Hartford Homes secured planning consent in November 2021 to build 12 homes on land to the rear of Bix House on Farmhill Lane (20/01531/B).

The plan would involve the felling of 155 trees in the back garden on Bix House.

Neighbours in three homes in adjoining Farmhill Park appealed and the appeal is still in progress.

The objectors said they were assured at the time they brought their properties that a covenant existed on all plots, including Bix House, which prevented more than one house being built.

Now Land Commissioner Alan Gough has ruled that this restriction on building no longer exists.

Hartford Homes had referred the case to the Commissioner to establish whether Bix House could be registered free of the restrictive covenant.

The covenant in question dated back to 1988 when the property was sold by Fuchsia Homes Ltd to a Peter Dawson.

It stipulated there was a restriction on the building on the property of more than one dwelling house.

Identical provisions were contained in the conveyances when Fuchsia sold the three properties on Farmhill Park. 

But hopes by the objectors to Hartford’s plans that they could cite the covenant to block the development have been dashed.

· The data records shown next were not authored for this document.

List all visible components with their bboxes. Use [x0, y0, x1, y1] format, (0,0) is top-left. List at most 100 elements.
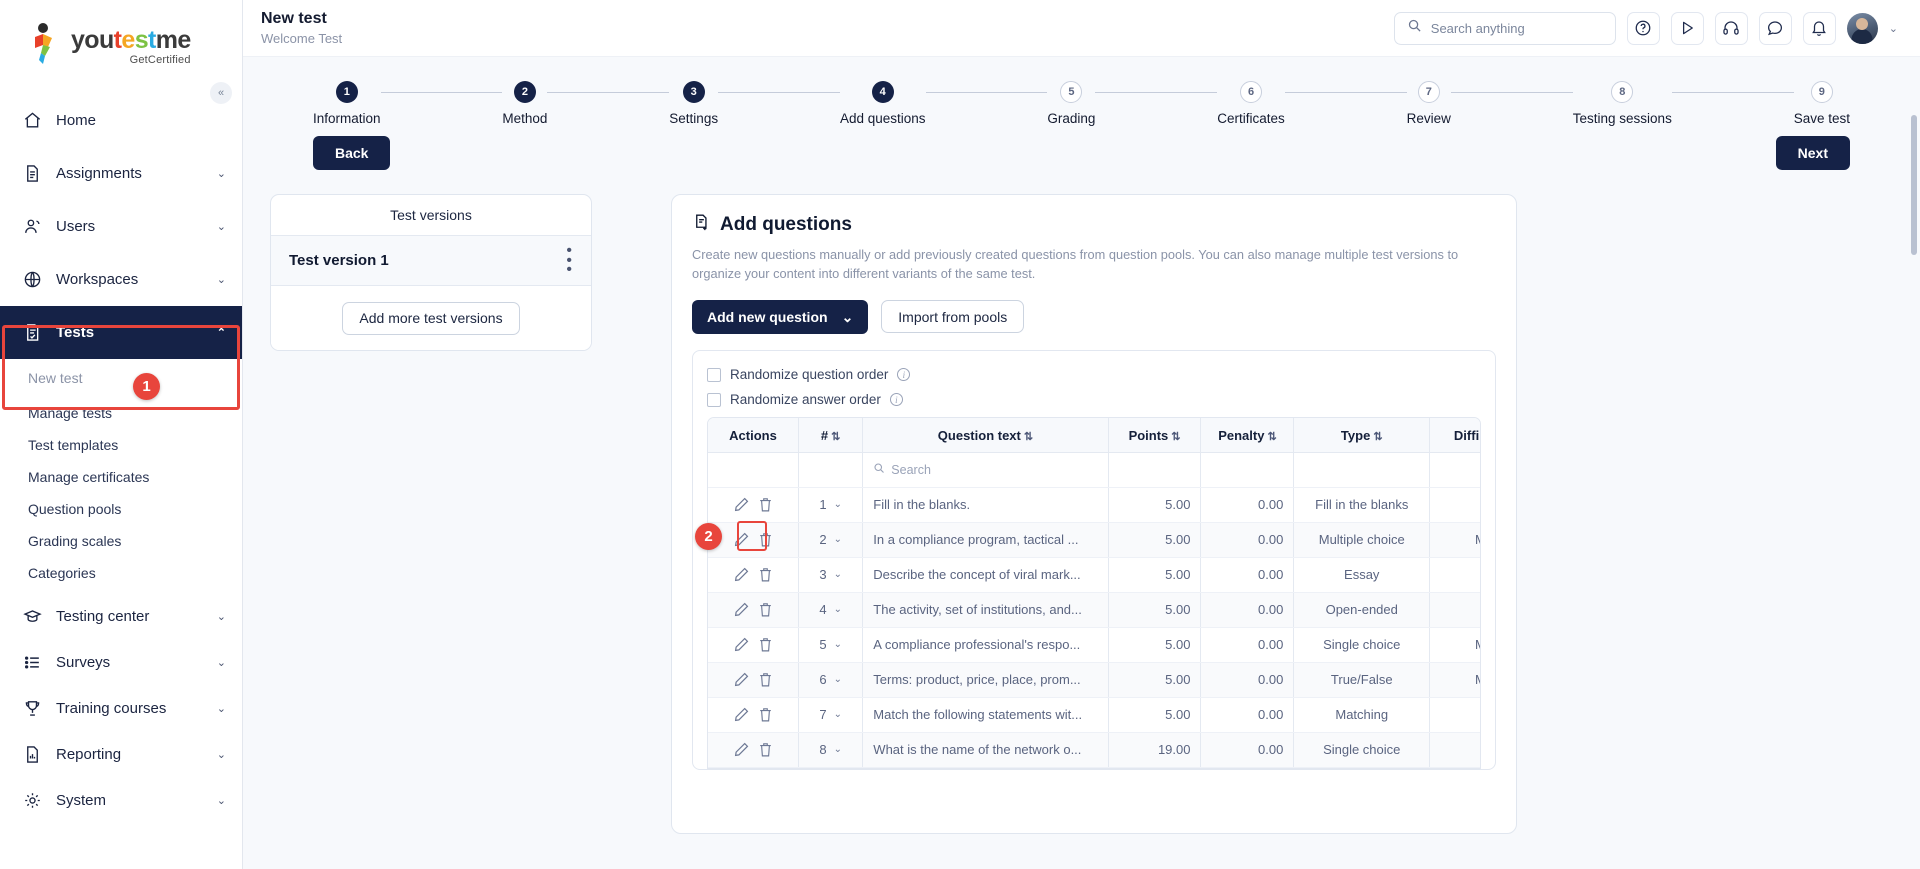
step-number: 5: [1060, 81, 1083, 103]
column-header-penalty[interactable]: Penalty ⇅: [1200, 418, 1295, 453]
sidebar-item-surveys[interactable]: Surveys ⌄: [0, 639, 242, 685]
global-search[interactable]: [1393, 11, 1616, 45]
table-row[interactable]: 6 ⌄ Terms: product, price, place, prom...…: [708, 662, 1480, 698]
sidebar-item-tests[interactable]: Tests ⌃: [0, 306, 242, 359]
brand-logo[interactable]: youtestme GetCertified: [0, 0, 242, 80]
table-row[interactable]: 8 ⌄ What is the name of the network o... …: [708, 732, 1480, 768]
sidebar-item-users[interactable]: Users ⌄: [0, 200, 242, 253]
table-row[interactable]: 4 ⌄ The activity, set of institutions, an…: [708, 592, 1480, 628]
sidebar-collapse-button[interactable]: «: [210, 82, 232, 104]
row-number[interactable]: 2 ⌄: [798, 522, 864, 558]
delete-question-icon[interactable]: [757, 636, 774, 653]
add-more-test-versions-button[interactable]: Add more test versions: [342, 301, 520, 335]
edit-question-icon[interactable]: [733, 706, 750, 723]
test-version-row[interactable]: Test version 1 • • •: [271, 236, 591, 286]
table-row[interactable]: 5 ⌄ A compliance professional's respo... …: [708, 627, 1480, 663]
delete-question-icon[interactable]: [757, 531, 774, 548]
delete-question-icon[interactable]: [757, 566, 774, 583]
step-certificates[interactable]: 6 Certificates: [1217, 81, 1285, 126]
sidebar-subitem-label: Grading scales: [28, 533, 122, 549]
sidebar-item-workspaces[interactable]: Workspaces ⌄: [0, 253, 242, 306]
gear-icon: [22, 790, 43, 811]
column-header-difficulty[interactable]: Diffi: [1429, 418, 1480, 453]
chat-icon[interactable]: [1758, 11, 1792, 45]
sidebar-item-reporting[interactable]: Reporting ⌄: [0, 731, 242, 777]
edit-question-icon[interactable]: [733, 531, 750, 548]
sidebar-item-assignments[interactable]: Assignments ⌄: [0, 147, 242, 200]
sidebar-item-new-test[interactable]: New test: [0, 359, 242, 397]
sidebar-item-categories[interactable]: Categories: [0, 557, 242, 589]
row-number[interactable]: 4 ⌄: [798, 592, 864, 628]
row-number[interactable]: 1 ⌄: [798, 487, 864, 523]
table-row[interactable]: 2 ⌄ In a compliance program, tactical ...…: [708, 522, 1480, 558]
chevron-down-icon: ⌄: [833, 534, 842, 546]
table-row[interactable]: 7 ⌄ Match the following statements wit...…: [708, 697, 1480, 733]
delete-question-icon[interactable]: [757, 706, 774, 723]
randomize-question-order-checkbox[interactable]: [707, 367, 721, 382]
randomize-answer-order-row[interactable]: Randomize answer order i: [707, 392, 1481, 407]
headset-icon[interactable]: [1714, 11, 1748, 45]
step-label: Grading: [1047, 111, 1096, 126]
add-new-question-button[interactable]: Add new question ⌄: [692, 300, 869, 335]
sidebar-item-test-templates[interactable]: Test templates: [0, 429, 242, 461]
sidebar-item-manage-tests[interactable]: Manage tests: [0, 397, 242, 429]
edit-question-icon[interactable]: [733, 566, 750, 583]
help-icon[interactable]: [1626, 11, 1660, 45]
table-row[interactable]: 1 ⌄ Fill in the blanks. 5.00 0.00 Fill in…: [708, 487, 1480, 523]
edit-question-icon[interactable]: [733, 741, 750, 758]
chevron-down-icon[interactable]: ⌄: [1888, 22, 1898, 35]
step-method[interactable]: 2 Method: [502, 81, 547, 126]
delete-question-icon[interactable]: [757, 671, 774, 688]
column-header-number[interactable]: # ⇅: [798, 418, 864, 453]
step-add-questions[interactable]: 4 Add questions: [840, 81, 926, 126]
row-number[interactable]: 7 ⌄: [798, 697, 864, 733]
randomize-answer-order-checkbox[interactable]: [707, 392, 721, 407]
row-question-text: What is the name of the network o...: [862, 732, 1109, 768]
sidebar-item-grading-scales[interactable]: Grading scales: [0, 525, 242, 557]
step-information[interactable]: 1 Information: [313, 81, 381, 126]
column-header-points[interactable]: Points ⇅: [1108, 418, 1202, 453]
step-number: 3: [682, 81, 705, 103]
sidebar-item-testing-center[interactable]: Testing center ⌄: [0, 593, 242, 639]
kebab-menu-icon[interactable]: • • •: [566, 242, 573, 279]
step-review[interactable]: 7 Review: [1407, 81, 1451, 126]
delete-question-icon[interactable]: [757, 601, 774, 618]
sidebar-item-system[interactable]: System ⌄: [0, 777, 242, 823]
table-row[interactable]: 3 ⌄ Describe the concept of viral mark...…: [708, 557, 1480, 593]
row-number[interactable]: 6 ⌄: [798, 662, 864, 698]
randomize-question-order-row[interactable]: Randomize question order i: [707, 367, 1481, 382]
import-from-pools-button[interactable]: Import from pools: [881, 300, 1025, 334]
row-number[interactable]: 5 ⌄: [798, 627, 864, 663]
bell-icon[interactable]: [1802, 11, 1836, 45]
edit-question-icon[interactable]: [733, 601, 750, 618]
row-number[interactable]: 3 ⌄: [798, 557, 864, 593]
edit-question-icon[interactable]: [733, 636, 750, 653]
delete-question-icon[interactable]: [757, 741, 774, 758]
step-save-test[interactable]: 9 Save test: [1794, 81, 1850, 126]
back-button[interactable]: Back: [313, 136, 391, 170]
question-text-search-cell[interactable]: Search: [862, 452, 1109, 488]
step-connector: [1671, 92, 1794, 93]
search-input[interactable]: [1430, 20, 1603, 36]
next-button[interactable]: Next: [1775, 136, 1850, 170]
column-header-type[interactable]: Type ⇅: [1293, 418, 1431, 453]
sidebar-item-home[interactable]: Home: [0, 94, 242, 147]
info-icon[interactable]: i: [897, 368, 911, 382]
step-grading[interactable]: 5 Grading: [1047, 81, 1095, 126]
info-icon[interactable]: i: [889, 393, 903, 407]
column-header-question-text[interactable]: Question text ⇅: [862, 418, 1109, 453]
play-icon[interactable]: [1670, 11, 1704, 45]
chevron-down-icon: ⌄: [833, 569, 842, 581]
edit-question-icon[interactable]: [733, 496, 750, 513]
page-title: New test: [261, 10, 327, 28]
sidebar-item-question-pools[interactable]: Question pools: [0, 493, 242, 525]
avatar[interactable]: [1846, 12, 1878, 44]
step-testing-sessions[interactable]: 8 Testing sessions: [1573, 81, 1672, 126]
delete-question-icon[interactable]: [757, 496, 774, 513]
sidebar-item-training-courses[interactable]: Training courses ⌄: [0, 685, 242, 731]
step-settings[interactable]: 3 Settings: [669, 81, 718, 126]
sidebar-item-manage-certificates[interactable]: Manage certificates: [0, 461, 242, 493]
page-scrollbar[interactable]: [1911, 115, 1917, 255]
edit-question-icon[interactable]: [733, 671, 750, 688]
row-number[interactable]: 8 ⌄: [798, 732, 864, 768]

By a deed of conveyance dated March 1990 between Fuchsia Homes and Healeycroft Limited the benefit of the covenants contained in the conveyances was transferred to Healeycroft.

And by a deed of release dated December 2021 made between Healeycroft and Hartford the covenants, including the restriction on building on the land, were released.

This was filed at the Deeds Registry in January 2023 and therefore the building restriction had been cancelled before Hartford applied for first registration of Bix House in April 2023.

My Gough said: ‘I am therefore satisfied that at the time of the application for first registration in April 2023 the building restriction covenant was no longer enforceable as it did not exist.

‘The Land Registrar can be satisfied in my view that the building restriction covenant relied on by the objectors does not presently exist.’

Ian Gillings, a director of Healeycroft and formerly a director of Fuchsia Homes, which was dissolved in 1988, had sworn an affidavit saying that the right to enforce the restrictive covenant did not pass to the purchaser, and remained with Fuchsia.

Fuchsia also retained the right to modify, waive or release the restrictive covenant.

The Commissioner ordered that the Land Registrar may register the Bix House title as a first registration free from any notice of the covenant imposing a building restriction.

‘There is now no extant enforceable covenant, let alone one enforceable at the instance of the objectors,’ he ruled.